Because the book is so nonsensical, the exquisite settings seem discordant.  It’s as if two different authors wrote this book, one who devised the silly characters and flawed plot, and another who described Oxford.

          The Cornwall settings in the books I read are equally entrancing, and I found several Cornwall mysteries I liked.  Daphne Du Maurier’s Jamaica Inn, 1936, is not exactly a mystery, but all of us can learn from Du Maurier’s atmospheric settings:

She looked up at Jamaica Inn, sinister and grey in the approaching dusk, the windows barred; she thought of the horrors that the house had witnessed, the secrets now embedded in its walls and she turned away from it all, as one turns instinctively from a house of the dead. 

          Janie Bolimo’s Buried in Cornwall, 1999, is not entirely satisfactory as a mystery, but the description of the artists in the art colony at St. Ives is fascinating.  As for the setting:

Rose had to admit that [the village of St. Ives] was a beautiful place.  The sand was fine, the color of clotted cream, and the sea, beloved by surfers, was bluer than the Agean.  If you arrived by train the breathtaking view was framed by a fringe of palm trees.

          My favorite mystery set in Cornwall is Elizabeth George’s A Suitable Vengeance, 1991.  It’s also a wonderful “setting as character” novel:

It was a wild part of the country, comprising desolate moors, stony hillsides, sandy coves whose hidden caves had long been used as smuggler’s caches, sudden lush woodlands where the countryside dipped into a combe, and everywhere tangles of celandine, poppy and periwinkle that dominated the narrow lanes.

          Other interesting mysteries set in Cornwall that make good use of settings include Robert Goddard’s Days Without Number, 2003, which contains enough surprises, twists, and suspense to keep the most blasé mystery reader guessing, as well as expert uses of location and atmosphere to heighten the sense of impending doom.  Goddard’s use of the weather as a constant presence is also excellent.

Ngaio Marsh’s Dead Water, 1963, is a grim story about the exploitation of a local beauty spot, and the conflict between those who want to preserve its beauty, and those who’re willing to sacrifice it for money.  The plot has a startling resolution, and those who journey to Cornwall can see the impact of tourism on once beautiful settings, as well as read about it in Dead Water.

The plot of Thomas Graham’s Malice in Cornwall, 1998, is gruesome, but the setting is cheerful and bright.  A gloomy and forbidding setting might have been expected, but skillful writers sometimes use this type of contrast for its shock value.  It works well in this book.

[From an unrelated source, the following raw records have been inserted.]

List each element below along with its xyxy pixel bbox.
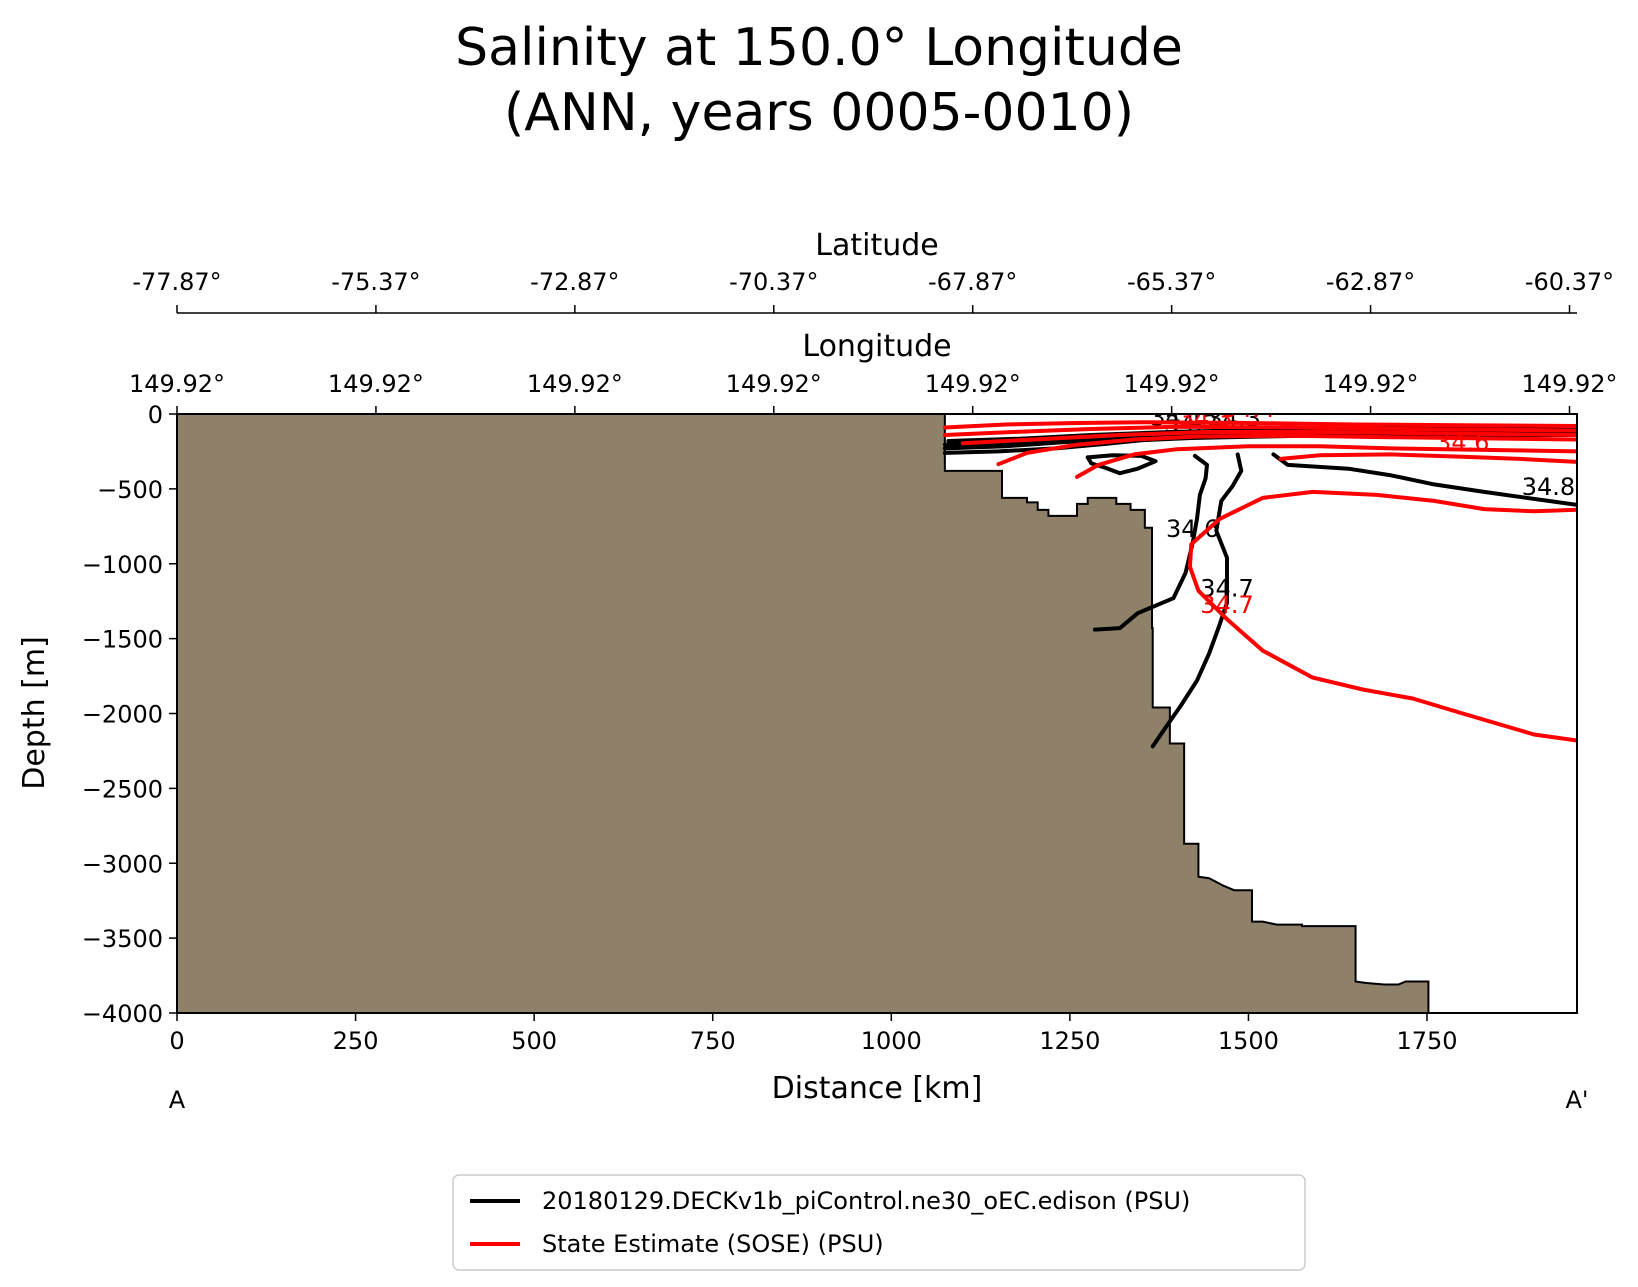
y-tick-label: −3500 (82, 925, 163, 953)
y-tick-label: −2500 (82, 775, 163, 803)
contour-label-series-0-6: 34.7 (1200, 575, 1253, 603)
contour-line-series-1-3 (996, 433, 1577, 467)
y-tick-label: −3000 (82, 850, 163, 878)
plot-content: 34.334.334.134.634.734.834.434.334.634.7 (177, 395, 1577, 1013)
lat-tick-label: -60.37° (1525, 268, 1614, 296)
y-axis-title: Depth [m] (17, 636, 52, 790)
lon-tick-label: 149.92° (1323, 370, 1419, 398)
contour-layer: 34.334.334.134.634.734.834.434.334.634.7 (942, 395, 1577, 749)
x-tick-label: 750 (690, 1027, 736, 1055)
lon-tick-label: 149.92° (1522, 370, 1618, 398)
lat-ticks: -77.87° -75.37° -72.87° -70.37° -67.87° -65.3… (132, 268, 1614, 313)
lon-tick-label: 149.92° (129, 370, 225, 398)
y-tick-label: 0 (148, 401, 163, 429)
y-tick-label: −1000 (82, 551, 163, 579)
lat-tick-label: -72.87° (530, 268, 619, 296)
x-tick-label: 1000 (861, 1027, 922, 1055)
contour-line-series-1-1 (942, 424, 1577, 437)
contour-label-series-1-0: 34.4 (1222, 395, 1275, 423)
lat-axis-title: Latitude (815, 228, 938, 263)
x-tick-label: 0 (169, 1027, 184, 1055)
lon-axis-title: Longitude (802, 329, 951, 364)
contour-label-series-1-5: 34.6 (1436, 429, 1489, 457)
chart-title-line-1: Salinity at 150.0° Longitude (455, 18, 1183, 78)
contour-line-series-1-0 (942, 420, 1577, 430)
contour-line-series-1-2 (960, 430, 1577, 446)
y-tick-label: −1500 (82, 626, 163, 654)
lat-tick-label: -62.87° (1326, 268, 1415, 296)
lon-tick-label: 149.92° (925, 370, 1021, 398)
legend: 20180129.DECKv1b_piControl.ne30_oEC.edis… (452, 1174, 1306, 1271)
x-tick-label: 500 (511, 1027, 557, 1055)
x-tick-label: 1750 (1396, 1027, 1457, 1055)
y-tick-label: −4000 (82, 1000, 163, 1028)
legend-box (452, 1174, 1306, 1271)
legend-label-sose: State Estimate (SOSE) (PSU) (542, 1230, 884, 1258)
endpoint-end-label: A' (1565, 1086, 1588, 1114)
lat-tick-label: -77.87° (132, 268, 221, 296)
legend-label-model: 20180129.DECKv1b_piControl.ne30_oEC.edis… (542, 1187, 1190, 1215)
contour-line-series-1-4 (1075, 444, 1577, 479)
x-axis-title: Distance [km] (772, 1071, 983, 1106)
x-tick-label: 1500 (1218, 1027, 1279, 1055)
y-ticks: 0 −500 −1000 −1500 −2000 −2500 −3000 −3500 −4000 (82, 401, 177, 1028)
endpoint-start-label: A (169, 1086, 186, 1114)
lat-tick-label: -70.37° (729, 268, 818, 296)
contour-line-series-0-7 (1271, 452, 1577, 507)
lat-tick-label: -75.37° (331, 268, 420, 296)
contour-line-series-1-6 (1187, 489, 1577, 743)
lon-tick-label: 149.92° (328, 370, 424, 398)
x-tick-label: 250 (333, 1027, 379, 1055)
lon-tick-label: 149.92° (527, 370, 623, 398)
bathymetry-land (177, 414, 1577, 1013)
x-tick-label: 1250 (1039, 1027, 1100, 1055)
y-tick-label: −2000 (82, 701, 163, 729)
lon-ticks: 149.92° 149.92° 149.92° 149.92° 149.92° 149.9… (129, 370, 1617, 414)
contour-line-series-0-6 (1150, 452, 1244, 749)
contour-label-series-0-7: 34.8 (1522, 473, 1575, 501)
x-ticks: 0 250 500 750 1000 1250 1500 1750 (169, 1013, 1458, 1055)
lat-tick-label: -65.37° (1127, 268, 1216, 296)
lat-tick-label: -67.87° (928, 268, 1017, 296)
contour-line-series-1-5 (1278, 452, 1577, 464)
y-tick-label: −500 (97, 476, 163, 504)
lon-tick-label: 149.92° (1124, 370, 1220, 398)
contour-label-series-1-6: 34.7 (1200, 591, 1253, 619)
chart-title-line-2: (ANN, years 0005-0010) (504, 83, 1134, 143)
lon-tick-label: 149.92° (726, 370, 822, 398)
contour-label-series-1-2: 34.3 (1179, 404, 1232, 432)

For the course on setting, I read many books and sections of books on the subject.  The most startling idea came from Elizabeth George:

One piece of advice, that neophyte writers are always given is ‘write about your own backyard’.  Loosely translated, this means to write about an environment with which you are familiar.  Broadly translated, it means to write what you know.  To this I say balderdash.  If I had believed that, I’d have spent years attempting to write about Huntington Beach, California, a place that could not interest me less as a setting.

George writes in detail about the meticulous research that make her English settings so authentic.  For those who want to go far afield to find settings for their books, George’s description of her approach is immensely valuable.  (See George’s Writing Away, 2004).